Total subscribers, meanwhile, are forecast by the Company to grow from 148.9 million to 153.9 million in Q2, crossing the 150 million threshold and helping Netflix to cling to its crown as the world’s most popular streaming service.

Is Netflix in danger of losing number one spot?

However, its leadership is increasingly under threat from the likes of Amazon Prime, HBO, and Disney’s Hulu and upcoming Disney+ services. Aside from the stiffer competition, Netflix is facing other trouble as it could soon lose the rights to stream popular series such as Friends and The Office.

Still, the Company’s own original productions remain its biggest shows and investors are optimistic about the streaming provider’s earnings prospects. Hence, the stock has retained its mean recommendation of “Buy” and this is also reflected in the performance of the share price.

Shares have outperformed broader US market

Netflix shares are up almost 37% in the year-to-date, outperforming both the S&P 500 (19.8%) and the Nasdaq Composite (23.9%) of which it is a constituent of. Having beaten analyst estimates in each of the past five quarters, another solid set of earnings by Netflix could help the stock price rebound to the recent top around $382, which is the 78.6% Fibonacci retracement of the downleg from $423 to $231. A break above this strong resistance could then clear the way for the all-time high of $423.21 from June 2016.

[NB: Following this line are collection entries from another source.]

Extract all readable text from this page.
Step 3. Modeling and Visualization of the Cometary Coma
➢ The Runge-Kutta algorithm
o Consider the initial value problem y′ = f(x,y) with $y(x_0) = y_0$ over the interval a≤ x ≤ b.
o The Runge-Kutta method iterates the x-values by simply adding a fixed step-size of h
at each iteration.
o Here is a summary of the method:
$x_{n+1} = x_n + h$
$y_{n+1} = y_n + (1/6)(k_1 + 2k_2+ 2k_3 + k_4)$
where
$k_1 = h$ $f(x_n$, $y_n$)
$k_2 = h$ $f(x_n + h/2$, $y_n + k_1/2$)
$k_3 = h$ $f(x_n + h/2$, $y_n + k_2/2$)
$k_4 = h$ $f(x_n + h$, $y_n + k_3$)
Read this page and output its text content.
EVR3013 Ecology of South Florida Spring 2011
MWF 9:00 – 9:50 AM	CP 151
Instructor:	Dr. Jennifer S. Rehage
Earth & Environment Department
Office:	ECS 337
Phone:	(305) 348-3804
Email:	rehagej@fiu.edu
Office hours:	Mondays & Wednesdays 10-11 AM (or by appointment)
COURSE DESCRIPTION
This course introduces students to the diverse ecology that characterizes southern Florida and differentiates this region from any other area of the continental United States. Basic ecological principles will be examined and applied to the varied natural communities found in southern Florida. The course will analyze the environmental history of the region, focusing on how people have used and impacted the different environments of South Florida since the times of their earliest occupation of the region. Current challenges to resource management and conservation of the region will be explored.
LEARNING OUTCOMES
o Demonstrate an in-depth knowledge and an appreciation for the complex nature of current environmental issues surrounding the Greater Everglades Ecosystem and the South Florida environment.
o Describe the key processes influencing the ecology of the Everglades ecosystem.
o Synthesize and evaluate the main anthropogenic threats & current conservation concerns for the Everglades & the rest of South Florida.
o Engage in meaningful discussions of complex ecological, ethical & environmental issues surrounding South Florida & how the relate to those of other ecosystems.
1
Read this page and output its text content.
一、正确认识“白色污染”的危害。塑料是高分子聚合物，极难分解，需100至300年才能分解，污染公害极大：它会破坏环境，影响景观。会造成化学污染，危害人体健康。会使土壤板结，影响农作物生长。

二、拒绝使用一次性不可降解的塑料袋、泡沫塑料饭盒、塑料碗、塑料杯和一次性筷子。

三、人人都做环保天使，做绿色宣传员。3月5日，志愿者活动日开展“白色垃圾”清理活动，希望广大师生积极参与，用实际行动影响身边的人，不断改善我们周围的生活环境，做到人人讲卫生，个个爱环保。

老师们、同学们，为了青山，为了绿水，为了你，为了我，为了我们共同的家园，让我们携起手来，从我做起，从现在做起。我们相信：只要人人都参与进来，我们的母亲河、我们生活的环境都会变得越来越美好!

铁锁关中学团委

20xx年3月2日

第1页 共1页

But should the Company break its impressive earnings run and post disappointing figures, the immediate support at the 50-day moving average ($360) could be breached. This would then bring the stock within range of the 61.8% Fibonacci at $350 and the 200-day moving average at $338. Sharper losses in the share price are possible if a negative earnings surprise raises questions about the Company’s strategy, in particular, the recent hike in the monthly subscription price, which may have started to deter new users.